Clostridium difficile is a Gram-positive, spore-forming bacterium infecting the colon of patients following antibiotic treatment. Microbiomes in the gut usually prevent C. difficile colonization. Antibiotic treatment alter microbiomes and allows growth of C. difficile. C. difficile does not survive in the presence of oxygen. Oxygen can be introduced to the infected C. difficile region, such as in the large intestine and colon, optionally using a catheter type arrangement where oxygen is pumped. The claimed device in this patent contains multiple oxygen packets with at least 40% oxygen. The outer coating protects the oxygen packets from the materials in the patient’s digestive tract. The oxygen is released at a desired time based on the properties of outer coating and in a desired region in the GI tract where there is a C. difficile infection.
Use of Lactulose in the Treatment of Autism; J.M. Fallon and R. Feltenstein; Curemark LLC; U.S. Patent # 10,350,229; July 16, 2019.
Lactulose is a synthetic sugar used to treat constipation. Its degradation pull water into colon. It also reduces the amount of ammonia in the blood of patients with liver disease. It is available as a solution – 10 g/15 mL. Certain drugs such as augmentin (amoxicillin + clavulanate potassium) have been known to leave an ammonia residue in the gastrointestinal tract. The increased levels of ear infections in children with autism and the use of Augmentin to treat these and other infections makes the child vulnerable to the potential buildup of ammonia in the digestive system as well as the blood, thus leading to a potential neurotoxic state. By giving lactulose immediately following the administration of Augmentin or other ammonia producing substances, the potential for a neurotoxic disease is reduced. In one embodiment of the present invention, the treatment has a formulation of 0.4 g/kg lactulose and 0.1 g/kg mannitol. In another embodiment, the treatment has a formulation of 0.3 g/kg lactulose. In either embodiment, the treatment is administered two to five times per day.
Dosage Forms with Desired Release Profiles and Methods of Designing and Making Thereof; F. Deng, X. Li, and S. Cheng; Tirastek, Inc., China; U.S. Patent # 10,350,822; July 16, 2019.
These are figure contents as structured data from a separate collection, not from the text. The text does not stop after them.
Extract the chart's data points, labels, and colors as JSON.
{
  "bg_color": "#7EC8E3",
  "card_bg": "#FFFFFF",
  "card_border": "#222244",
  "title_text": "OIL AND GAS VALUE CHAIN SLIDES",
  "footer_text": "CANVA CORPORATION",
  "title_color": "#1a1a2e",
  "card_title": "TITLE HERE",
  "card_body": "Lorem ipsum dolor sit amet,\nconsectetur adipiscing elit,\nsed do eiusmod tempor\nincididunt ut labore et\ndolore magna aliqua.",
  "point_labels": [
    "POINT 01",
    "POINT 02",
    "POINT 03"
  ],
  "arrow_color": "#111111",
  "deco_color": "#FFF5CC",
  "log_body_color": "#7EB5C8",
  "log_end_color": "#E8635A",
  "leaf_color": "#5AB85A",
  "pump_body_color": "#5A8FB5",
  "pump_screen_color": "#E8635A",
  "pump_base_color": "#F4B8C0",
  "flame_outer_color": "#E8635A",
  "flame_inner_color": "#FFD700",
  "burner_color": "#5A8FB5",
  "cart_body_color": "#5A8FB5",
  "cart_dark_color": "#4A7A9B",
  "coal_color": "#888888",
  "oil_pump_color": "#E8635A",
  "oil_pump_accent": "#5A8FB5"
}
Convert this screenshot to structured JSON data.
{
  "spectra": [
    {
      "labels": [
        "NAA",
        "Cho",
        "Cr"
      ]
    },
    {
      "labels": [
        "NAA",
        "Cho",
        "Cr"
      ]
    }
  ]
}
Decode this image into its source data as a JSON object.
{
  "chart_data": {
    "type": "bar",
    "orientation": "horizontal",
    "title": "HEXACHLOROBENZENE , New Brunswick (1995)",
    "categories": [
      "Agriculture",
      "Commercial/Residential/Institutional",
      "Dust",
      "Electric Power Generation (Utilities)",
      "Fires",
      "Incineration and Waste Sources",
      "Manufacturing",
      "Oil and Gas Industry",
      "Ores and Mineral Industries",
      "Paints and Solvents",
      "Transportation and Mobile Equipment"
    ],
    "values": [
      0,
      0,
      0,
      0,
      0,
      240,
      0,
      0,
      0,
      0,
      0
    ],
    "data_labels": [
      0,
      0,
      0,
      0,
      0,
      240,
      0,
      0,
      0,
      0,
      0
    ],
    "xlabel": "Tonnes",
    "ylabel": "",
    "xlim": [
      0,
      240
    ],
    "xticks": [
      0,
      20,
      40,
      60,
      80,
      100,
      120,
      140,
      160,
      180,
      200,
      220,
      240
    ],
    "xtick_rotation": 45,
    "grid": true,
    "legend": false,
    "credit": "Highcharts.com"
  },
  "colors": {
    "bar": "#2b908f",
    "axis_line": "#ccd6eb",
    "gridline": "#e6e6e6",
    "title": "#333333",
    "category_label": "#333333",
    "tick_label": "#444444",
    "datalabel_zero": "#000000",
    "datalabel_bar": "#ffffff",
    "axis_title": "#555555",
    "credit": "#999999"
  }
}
Efficacy and toxicity of a drug or a combination of drugs both in timing and location require complex administration schemes and resulting release profiles. This can be achieved by computer-generated 3-D dosage forms. Multi-layered structures with a plurality of layers containing drug(s), erodible materials, insulating materials with various mass fractions were utilized. Materials used in the formulations were chosen based on their desired properties. The desired drug release profile was divided into a plurality of time intervals, each time interval corresponded to a layer in a multi-layered structure. This methodology was essentially applicable to oral drug dosage forms.